O sociólogo Nick Couldry trabalha na London School of Economics and Political Science, no Reino Unido. Seu trabalho é voltado principalmente para estudos de mídia e comunicações, cultura e poder, e teoria social. Ele apresentou uma Conferência Magna intitulada “IA como Mito e Colonialismo de Dados” na Reunião Magna da ABC 2024, no dia 7 de maio.
Couldry descreve a inteligência artificial (IA) como uma evolução da computação. “Não é inteligência, nem é artificial, porque depende do trabalho humano para treiná-la. É apenas probabilística, não é criativa”. E vai além: afirma que é uma descrição equivocada, que cria um reconhecimento equivocado. “No mínimo, é um exagero de marketing que serve aos interesses de algumas grandes corporações de tecnologia.”
Couldry defende que as práticas e discursos que chamamos de “IA” representam uma redefinição fundamental do conhecimento e de suas relações de poder. “E se impõe com a nossa participação, que incorporamos a IA na vida cotidiana sem entender o que está em jogo”, alertou.
Nossa ordem socioeconômica está sendo transformada através da IA, aponta Couldry, transformando a vasta capacidade de computação expandida em algo que chamamos de “inteligência”, mas são os resultados matemáticos de vasta e direcionada computação interativa que é… eficaz. “Mas não pode explicar por que é eficaz!” Ele citou Vint Cerf, que diz que a IA generativa gera previsões cujo único critério de eficácia é “credibilidade gramatical”. Couldry alerta que “confundir” os resultados da IA com conhecimento é cometer um erro de categoria profundo. “Se os resultados da IA, por mais eficazes que sejam como hipóteses, não podem explicar por que são plausíveis, então a IA é fundamentalmente diferente da inteligência humana”, observou.
E essa é uma questão importante, de acordo com Couldry, porque nossa percepção da IA pode reconfigurar o que chamamos de “conhecimento” e como ele estará incorporado à vida social.
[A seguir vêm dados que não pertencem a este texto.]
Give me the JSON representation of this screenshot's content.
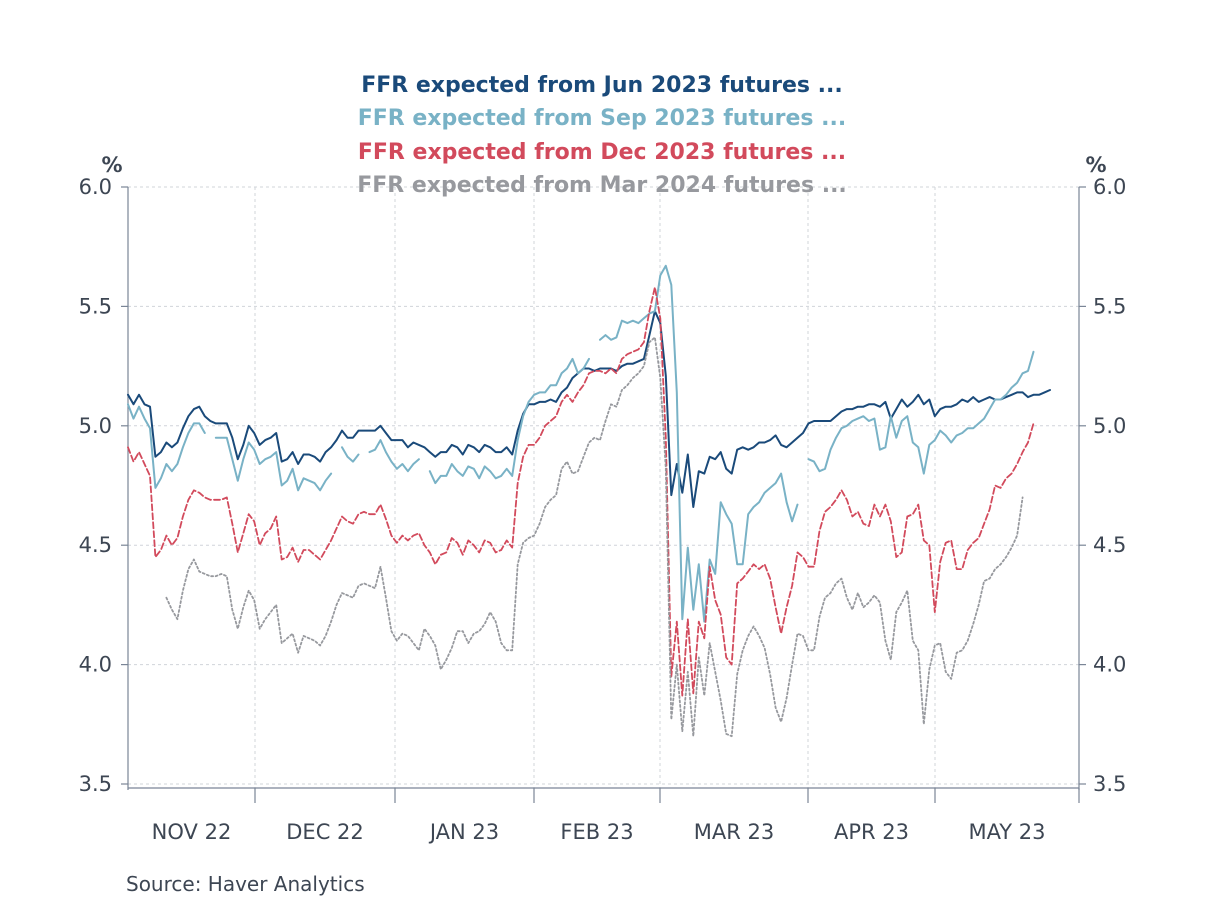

O que a IA entrega é uma produção acelerada de resultados ‘suficientemente bons’. E isso é uma mudança na construção social do conhecimento”, afirmou.
As consequências podem ser impactantes para a liberdade social, se esse poder cognitivo for continuamente aplicado e ocorra um aumento da “espionagem em massa” através da IA em grande escala. E podem impactar também nas instituições de conhecimento de todos os tipos: como, e em que termos, elas podem confiar no conhecimento baseado na experiência humana se ele se torna um ativo financeiro?
Assim, Couldry considera que vivemos uma nova fase nas relações entre colonialismo e capitalismo, que é o colonialismo de dados, uma ordem emergente para a apropriação da vida humana, de modo que os dados possam ser continuamente extraídos dela, com valor agregado. “O colonialismo de dados prepara o terreno para um novo modo de produção capitalista e organização socioeconômica, enquanto coexiste com o legado neocolonial. É uma continuação da tentativa do Ocidente de impor uma única versão de racionalidade ao mundo”, explicou o sociólogo.
Para o palestrante, estamos reimaginando o conhecimento em prol do poder computacional comercial massivo controlado, enquanto imaginamos os limites inerentes à computação. “E essa visão de conhecimento produz ignorância”, pontuou.
E Couldry propõe uma tomada de posição. “Se o ‘risco existencial’ da IA reside nas transformações sociais que se desdobram em torno dela, o papel das ciências sociais não deveria ser a aceitação, mas sim a crítica da IA.”